What is the company's business?
Titan is the market leader in the organised watch (53% of FY05 sales) and jewellery (47% of FY05 sales) segments. Watches account for 76% of overall PBIT with the rest being accounted for by the jewellery division. The company also has presence in the precision engineering segment where it plans to leverage on its engineering expertise (revenues are a part of the watches division). After expanding rapidly in the international markets, Titan has scaled down its presence and is focusing on building the export business in a gradual manner.

What has driven performance in 2QFY06?
Revenue growth not surprising: Net sales in 2QFY06 grew by 29% YoY, led by robust performance of both the watches and the jewellery segments. The company continues to invest in brand extensions in both these divisions, apart from expansion of network, which is propelling the topline growth. Also, as compared to around Rs 60 m as revenues from the machine tools division in FY05, Titan plans to generate around Rs 200 m in FY06 on the back of good order book position. This has also added to the overall topline growth.

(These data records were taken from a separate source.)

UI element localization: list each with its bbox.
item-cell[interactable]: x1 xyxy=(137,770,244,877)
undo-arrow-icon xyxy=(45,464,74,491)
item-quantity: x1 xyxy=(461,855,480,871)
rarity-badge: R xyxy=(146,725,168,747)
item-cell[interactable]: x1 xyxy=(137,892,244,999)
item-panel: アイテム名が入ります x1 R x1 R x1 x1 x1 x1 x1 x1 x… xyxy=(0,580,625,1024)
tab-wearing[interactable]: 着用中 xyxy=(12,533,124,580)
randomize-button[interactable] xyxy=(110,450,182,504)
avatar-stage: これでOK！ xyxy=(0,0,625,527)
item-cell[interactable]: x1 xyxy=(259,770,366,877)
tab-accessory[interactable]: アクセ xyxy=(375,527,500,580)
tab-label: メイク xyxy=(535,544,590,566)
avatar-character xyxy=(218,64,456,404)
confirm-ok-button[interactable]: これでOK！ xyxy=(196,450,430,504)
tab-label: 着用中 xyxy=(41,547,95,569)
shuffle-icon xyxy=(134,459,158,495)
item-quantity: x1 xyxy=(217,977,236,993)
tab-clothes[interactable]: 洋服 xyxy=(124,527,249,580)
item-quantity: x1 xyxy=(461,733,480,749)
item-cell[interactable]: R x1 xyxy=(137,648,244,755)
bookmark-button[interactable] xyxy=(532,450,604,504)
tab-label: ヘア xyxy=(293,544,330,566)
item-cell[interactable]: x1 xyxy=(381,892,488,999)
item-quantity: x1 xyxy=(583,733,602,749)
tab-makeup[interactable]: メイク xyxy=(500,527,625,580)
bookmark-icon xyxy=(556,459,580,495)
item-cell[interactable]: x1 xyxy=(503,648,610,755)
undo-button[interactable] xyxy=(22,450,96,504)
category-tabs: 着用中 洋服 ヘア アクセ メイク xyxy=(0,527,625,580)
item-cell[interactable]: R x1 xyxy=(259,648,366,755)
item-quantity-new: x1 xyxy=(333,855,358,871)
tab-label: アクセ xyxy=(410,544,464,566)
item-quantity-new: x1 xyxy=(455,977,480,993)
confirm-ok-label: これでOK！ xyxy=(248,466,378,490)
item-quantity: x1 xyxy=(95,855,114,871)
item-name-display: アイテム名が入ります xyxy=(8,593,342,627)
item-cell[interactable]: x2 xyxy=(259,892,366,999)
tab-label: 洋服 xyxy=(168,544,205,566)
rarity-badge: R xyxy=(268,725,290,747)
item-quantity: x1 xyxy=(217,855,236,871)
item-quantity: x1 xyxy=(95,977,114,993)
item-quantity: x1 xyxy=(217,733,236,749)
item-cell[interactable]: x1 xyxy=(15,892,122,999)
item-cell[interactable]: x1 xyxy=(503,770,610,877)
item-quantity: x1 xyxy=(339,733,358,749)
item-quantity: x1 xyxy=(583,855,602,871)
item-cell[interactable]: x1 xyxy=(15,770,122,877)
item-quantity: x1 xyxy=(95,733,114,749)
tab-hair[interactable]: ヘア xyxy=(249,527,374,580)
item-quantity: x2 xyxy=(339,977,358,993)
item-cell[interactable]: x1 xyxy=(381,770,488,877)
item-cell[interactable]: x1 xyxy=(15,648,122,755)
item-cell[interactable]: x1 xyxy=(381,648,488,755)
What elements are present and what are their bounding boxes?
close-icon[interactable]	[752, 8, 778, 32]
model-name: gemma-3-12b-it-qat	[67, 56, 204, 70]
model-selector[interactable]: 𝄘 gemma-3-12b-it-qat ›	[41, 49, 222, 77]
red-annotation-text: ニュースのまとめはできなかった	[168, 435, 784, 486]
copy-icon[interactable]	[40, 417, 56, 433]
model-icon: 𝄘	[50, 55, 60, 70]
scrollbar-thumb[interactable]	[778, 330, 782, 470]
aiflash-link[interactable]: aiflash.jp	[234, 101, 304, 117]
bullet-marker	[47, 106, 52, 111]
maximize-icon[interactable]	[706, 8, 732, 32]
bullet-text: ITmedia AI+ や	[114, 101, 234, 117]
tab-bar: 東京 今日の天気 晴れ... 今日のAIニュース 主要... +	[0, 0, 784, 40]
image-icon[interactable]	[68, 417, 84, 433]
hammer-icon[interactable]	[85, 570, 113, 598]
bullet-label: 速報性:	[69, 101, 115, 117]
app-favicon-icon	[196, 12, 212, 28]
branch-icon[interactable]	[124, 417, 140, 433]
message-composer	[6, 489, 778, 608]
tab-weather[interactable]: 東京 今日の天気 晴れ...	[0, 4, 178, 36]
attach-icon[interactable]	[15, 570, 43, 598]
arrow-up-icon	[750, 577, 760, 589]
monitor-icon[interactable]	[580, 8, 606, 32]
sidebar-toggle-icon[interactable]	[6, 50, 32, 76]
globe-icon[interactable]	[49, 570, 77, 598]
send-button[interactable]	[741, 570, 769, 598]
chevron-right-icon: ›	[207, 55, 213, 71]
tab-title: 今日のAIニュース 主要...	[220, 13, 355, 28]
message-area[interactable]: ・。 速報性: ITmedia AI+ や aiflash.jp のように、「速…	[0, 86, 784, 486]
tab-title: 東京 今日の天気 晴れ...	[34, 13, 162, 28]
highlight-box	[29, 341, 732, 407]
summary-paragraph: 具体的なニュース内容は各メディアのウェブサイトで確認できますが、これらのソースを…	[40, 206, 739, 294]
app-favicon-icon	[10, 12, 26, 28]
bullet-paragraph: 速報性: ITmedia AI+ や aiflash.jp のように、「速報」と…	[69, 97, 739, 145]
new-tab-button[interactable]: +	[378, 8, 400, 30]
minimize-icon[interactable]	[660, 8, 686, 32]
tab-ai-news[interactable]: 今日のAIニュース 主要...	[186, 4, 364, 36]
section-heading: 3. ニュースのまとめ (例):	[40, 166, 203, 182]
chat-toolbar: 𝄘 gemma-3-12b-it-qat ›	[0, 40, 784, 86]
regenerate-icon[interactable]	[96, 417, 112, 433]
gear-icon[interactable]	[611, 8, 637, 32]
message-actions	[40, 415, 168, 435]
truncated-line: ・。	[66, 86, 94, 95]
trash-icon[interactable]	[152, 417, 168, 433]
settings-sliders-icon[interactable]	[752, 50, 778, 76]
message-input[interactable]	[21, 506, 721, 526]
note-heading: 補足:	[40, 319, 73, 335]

Robust margins: The first half of the fiscal is not the peak season for both the jewellery and watch divisions and the margin performance has to be viewed in this backdrop. While the watch division has posted profits as compared to loss in the same period previous year, the jewellery division continues to impress on the margins side. We have factored in 5.5% as overall EBIT margins for the jewellery division for FY06 and going by the first half numbers, there is a need to upgrade our margin estimate.

Segmental break-upů
(Rs m) 2QFY05 2QFY06 Change 1HFY05 1HFY06 Change
Revenues - Time products 1,561 1,934 23.9% 2,516 3,278 30.3%
PBIT margin -0.2% 2.1%   -0.1% 1.2%  
Revenues - jewellery 1,329 1,727 29.9% 2,471 3,388 37.1%
PBIT margin 1.6% 5.4%   0.9% 2.7%  
Overall EBIT margin 8.2% 14.6%   5.6% 10.0%  

Lower interest helps matters: As we had mentioned over the last two years, Titan was primarily focussed on reducing the working capital requirements through the implementation of ERP system, which is reflected in lower interest charges. The reduction in interest cost is in line with our estimates. Excluding the extraordinary items in both the quarters, the rise in net profit is on the higher side. The extraordinary expenses are towards diminution in the value of investments in its key subsidiaries).

What to expect?
At the current price of Rs 663, Titan is trading at a price to earnings multiple of 20 times our estimated FY08 earnings. While we believe that there is upside to our earnings estimates, in our view, the current valuation level adequately reflects in the near-term growth potential and therefore, one has to exercise caution. Having said that, if one takes a two to three year view, the ongoing rights issue (though will be earnings dilutive in nature), will enable Titan to retire some of its existing high cost debts and invest for expansion going forward. In our view, organised retailing will propel growth in jewellery and watches and despite higher competition, Titan is likely to consolidate its market share. On the balance, the risk-reward equation seems to be skewed towards risk at the current juncture.